In a divorce, the higher-earning spouse will often have to make support payments to the other spouse. These payments may be alimony or child support. In some cases, you may have to pay both. Courts typically favor child support over alimony because child support is a responsibility whereas alimony is not. You do not have a responsibility to take care of your former spouse financially but you always have the responsibility to take care of your children. 

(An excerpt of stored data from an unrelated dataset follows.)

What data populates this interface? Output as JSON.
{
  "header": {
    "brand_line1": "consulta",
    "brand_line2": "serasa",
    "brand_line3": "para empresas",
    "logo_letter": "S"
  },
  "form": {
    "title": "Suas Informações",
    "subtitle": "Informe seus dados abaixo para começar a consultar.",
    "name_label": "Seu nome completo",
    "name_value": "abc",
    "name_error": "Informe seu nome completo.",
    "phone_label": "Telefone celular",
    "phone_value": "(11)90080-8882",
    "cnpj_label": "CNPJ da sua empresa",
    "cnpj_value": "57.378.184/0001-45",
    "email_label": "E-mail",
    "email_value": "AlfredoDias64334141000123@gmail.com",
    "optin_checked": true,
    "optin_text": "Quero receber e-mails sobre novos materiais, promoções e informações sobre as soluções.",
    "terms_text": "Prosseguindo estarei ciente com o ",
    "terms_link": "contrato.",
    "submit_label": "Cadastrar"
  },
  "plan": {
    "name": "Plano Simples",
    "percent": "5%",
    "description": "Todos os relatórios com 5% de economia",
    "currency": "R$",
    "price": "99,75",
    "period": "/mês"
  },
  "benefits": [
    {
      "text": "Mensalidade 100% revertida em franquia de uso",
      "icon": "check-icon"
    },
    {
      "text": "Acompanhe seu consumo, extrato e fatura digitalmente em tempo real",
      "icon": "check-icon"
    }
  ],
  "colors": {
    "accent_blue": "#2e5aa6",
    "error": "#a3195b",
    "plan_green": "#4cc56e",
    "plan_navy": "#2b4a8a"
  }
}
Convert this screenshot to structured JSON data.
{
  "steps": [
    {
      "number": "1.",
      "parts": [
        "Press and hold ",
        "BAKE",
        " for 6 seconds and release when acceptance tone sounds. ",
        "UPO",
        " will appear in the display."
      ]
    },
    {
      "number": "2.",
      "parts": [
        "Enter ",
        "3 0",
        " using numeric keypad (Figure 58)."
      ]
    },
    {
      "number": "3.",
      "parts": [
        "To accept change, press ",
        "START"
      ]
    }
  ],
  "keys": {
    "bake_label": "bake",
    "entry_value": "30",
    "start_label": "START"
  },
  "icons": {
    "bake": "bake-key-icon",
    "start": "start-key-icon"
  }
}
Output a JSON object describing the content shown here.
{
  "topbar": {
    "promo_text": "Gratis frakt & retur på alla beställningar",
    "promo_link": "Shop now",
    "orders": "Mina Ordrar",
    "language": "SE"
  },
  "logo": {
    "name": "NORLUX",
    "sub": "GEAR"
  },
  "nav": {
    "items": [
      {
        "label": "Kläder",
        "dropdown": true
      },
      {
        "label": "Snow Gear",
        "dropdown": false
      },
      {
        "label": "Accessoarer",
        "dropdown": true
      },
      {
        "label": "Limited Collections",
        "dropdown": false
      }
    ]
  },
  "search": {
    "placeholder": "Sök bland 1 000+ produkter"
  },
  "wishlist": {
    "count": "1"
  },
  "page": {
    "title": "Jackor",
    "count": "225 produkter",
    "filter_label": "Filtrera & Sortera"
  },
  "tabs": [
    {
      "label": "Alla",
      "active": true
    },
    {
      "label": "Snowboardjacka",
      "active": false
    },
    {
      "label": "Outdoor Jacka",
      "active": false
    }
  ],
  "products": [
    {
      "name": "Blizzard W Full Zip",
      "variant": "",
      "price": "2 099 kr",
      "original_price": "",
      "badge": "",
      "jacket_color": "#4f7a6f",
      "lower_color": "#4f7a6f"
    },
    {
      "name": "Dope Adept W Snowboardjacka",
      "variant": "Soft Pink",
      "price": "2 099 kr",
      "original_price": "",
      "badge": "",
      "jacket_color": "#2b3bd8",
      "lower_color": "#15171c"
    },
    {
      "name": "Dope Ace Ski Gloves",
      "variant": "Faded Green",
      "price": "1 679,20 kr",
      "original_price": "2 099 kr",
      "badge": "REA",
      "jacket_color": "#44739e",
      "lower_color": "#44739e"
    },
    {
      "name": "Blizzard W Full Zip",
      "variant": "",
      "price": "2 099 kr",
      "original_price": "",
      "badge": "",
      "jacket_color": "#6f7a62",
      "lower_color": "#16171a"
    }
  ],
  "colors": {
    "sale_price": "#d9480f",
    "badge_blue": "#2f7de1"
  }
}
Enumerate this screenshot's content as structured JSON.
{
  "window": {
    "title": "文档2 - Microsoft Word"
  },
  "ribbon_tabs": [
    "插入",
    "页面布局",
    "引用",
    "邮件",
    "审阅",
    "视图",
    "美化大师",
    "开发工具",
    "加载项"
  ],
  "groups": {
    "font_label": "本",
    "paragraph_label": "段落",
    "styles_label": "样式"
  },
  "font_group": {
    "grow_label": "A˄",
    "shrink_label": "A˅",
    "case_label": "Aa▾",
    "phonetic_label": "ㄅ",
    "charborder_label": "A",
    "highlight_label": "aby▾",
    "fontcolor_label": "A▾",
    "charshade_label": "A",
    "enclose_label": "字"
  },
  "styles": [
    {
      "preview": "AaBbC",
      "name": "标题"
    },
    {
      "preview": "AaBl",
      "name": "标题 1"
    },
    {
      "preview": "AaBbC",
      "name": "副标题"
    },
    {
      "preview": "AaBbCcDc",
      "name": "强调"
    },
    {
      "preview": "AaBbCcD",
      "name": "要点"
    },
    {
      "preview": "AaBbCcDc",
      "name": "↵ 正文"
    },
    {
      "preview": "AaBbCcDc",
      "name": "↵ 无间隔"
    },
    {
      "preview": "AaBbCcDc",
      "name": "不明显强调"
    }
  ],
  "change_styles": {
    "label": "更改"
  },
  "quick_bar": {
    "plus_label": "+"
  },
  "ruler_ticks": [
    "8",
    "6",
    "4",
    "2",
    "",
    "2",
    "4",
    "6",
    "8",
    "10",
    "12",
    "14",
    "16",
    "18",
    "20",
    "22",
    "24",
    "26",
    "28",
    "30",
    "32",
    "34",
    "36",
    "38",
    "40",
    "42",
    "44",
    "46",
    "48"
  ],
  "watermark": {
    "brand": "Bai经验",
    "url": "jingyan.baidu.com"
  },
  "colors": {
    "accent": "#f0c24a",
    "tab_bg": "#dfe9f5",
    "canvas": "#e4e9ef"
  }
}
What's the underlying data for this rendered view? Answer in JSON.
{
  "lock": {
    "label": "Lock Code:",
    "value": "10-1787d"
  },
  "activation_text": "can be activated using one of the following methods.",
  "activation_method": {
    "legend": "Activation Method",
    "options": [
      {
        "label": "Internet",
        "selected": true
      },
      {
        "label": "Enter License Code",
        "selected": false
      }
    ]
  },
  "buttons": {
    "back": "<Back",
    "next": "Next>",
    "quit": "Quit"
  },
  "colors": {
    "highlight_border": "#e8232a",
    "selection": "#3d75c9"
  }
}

Forbes explains that the court will look over your income carefully before making any decisions. Incomes may include everything from the wages you earn normally to special perks, such as stock options. 

Other considerations 

The court will also look at your family’s needs. If it feels that your children will need more money due to attending private schools or having expensive hobbies, then it will award more child support. This could reduce the amount of alimony or even prevent the court from awarding it. 

Figuring alimony 

The court will also carefully look at your former spouse’s income or income potential. When it comes to alimony, the court is interested in what will happen in the future and how your former spouse will be able to eventually support his or herself without your alimony payments. The goal is often to limit payments to only a period where your former spouse really needs them. This is not true of child support. 

Paying both 

If the court awards both types of support, then you have a legal obligation to pay them both. However, if you find yourself struggling, it is best to always pay child support first. You should, however, go back to court if you have substantial financial changes to see if the court will modify your payment obligations. Often, the court will first change alimony before making changes to child support.